🤖 AI Summary
Graph neural networks (GNNs) for remote sensing image analysis suffer from poor interpretability, high distortion in post-hoc explanations, and insufficient sparsity. Method: We propose a self-explaining GNN framework tailored for vision tasks. Its core innovations are: (1) window-constrained local receptive field graph encoding, balancing long-range dependency modeling with local structural preservation; and (2) a novel self-explaining graph bottleneck mechanism that intrinsically generates faithful, sparse subgraph-level explanations during forward propagation—eliminating post-hoc distortion. The method requires no auxiliary explainer and jointly outputs predictions and their corresponding critical subgraphs. Results: On remote sensing classification and regression benchmarks, our model achieves state-of-the-art performance.
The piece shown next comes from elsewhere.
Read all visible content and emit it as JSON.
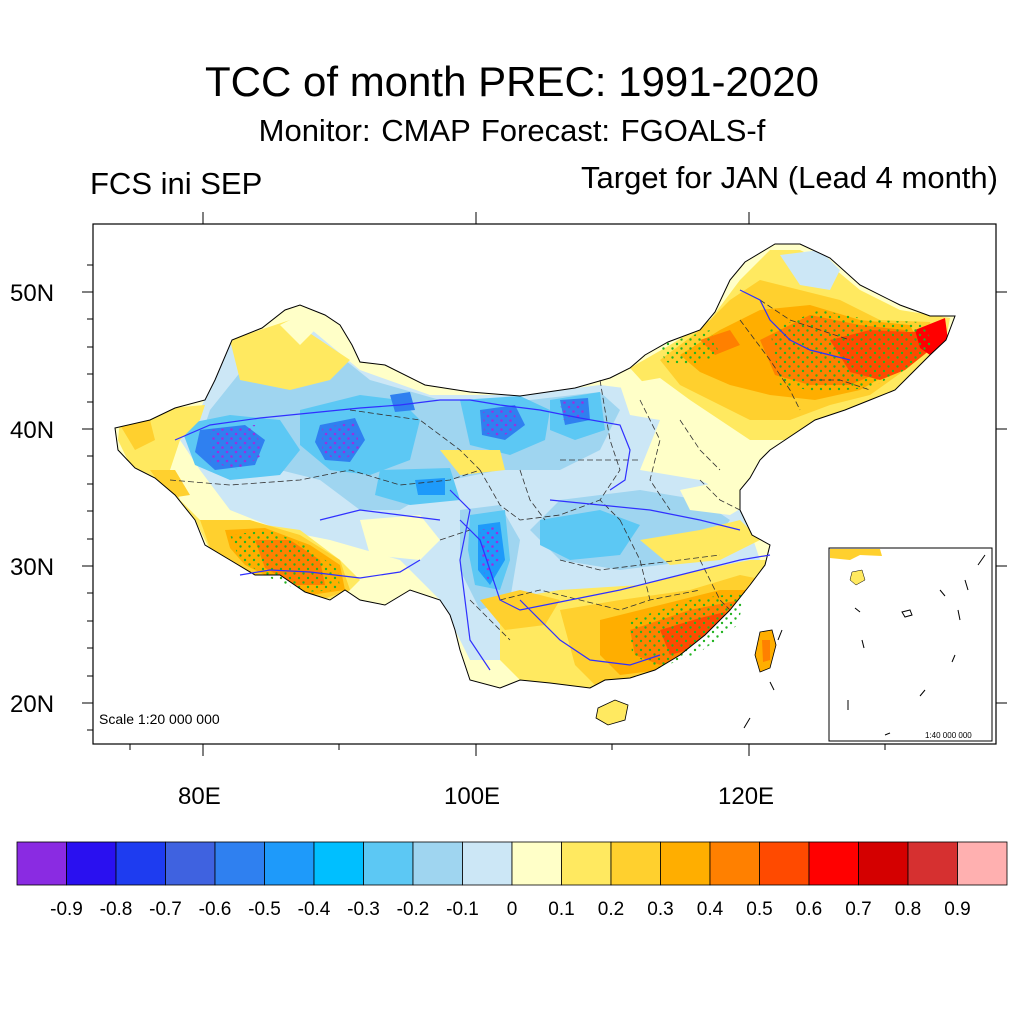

It reduces explanation distortion significantly compared to existing Vision GNNs while maintaining >85% subgraph sparsity, thereby enhancing model trustworthiness and practical utility.
📝 Abstract
Deep learning models based on graph neural networks have emerged as a popular approach for solving computer vision problems. They encode the image into a graph structure and can be beneficial for efficiently capturing the long-range dependencies typically present in remote sensing imagery. However, an important drawback of these methods is their black-box nature which may hamper their wider usage in critical applications. In this work, we tackle the self-interpretability of the graph-based vision models by proposing our Interpretable Window Vision GNN (i-WiViG) approach, which provides explanations by automatically identifying the relevant subgraphs for the model prediction. This is achieved with window-based image graph processing that constrains the node receptive field to a local image region and by using a self-interpretable graph bottleneck that ranks the importance of the long-range relations between the image regions. We evaluate our approach to remote sensing classification and regression tasks, showing it achieves competitive performance while providing inherent and faithful explanations through the identified relations. Further, the quantitative evaluation reveals that our model reduces the infidelity of post-hoc explanations compared to other Vision GNN models, without sacrificing explanation sparsity.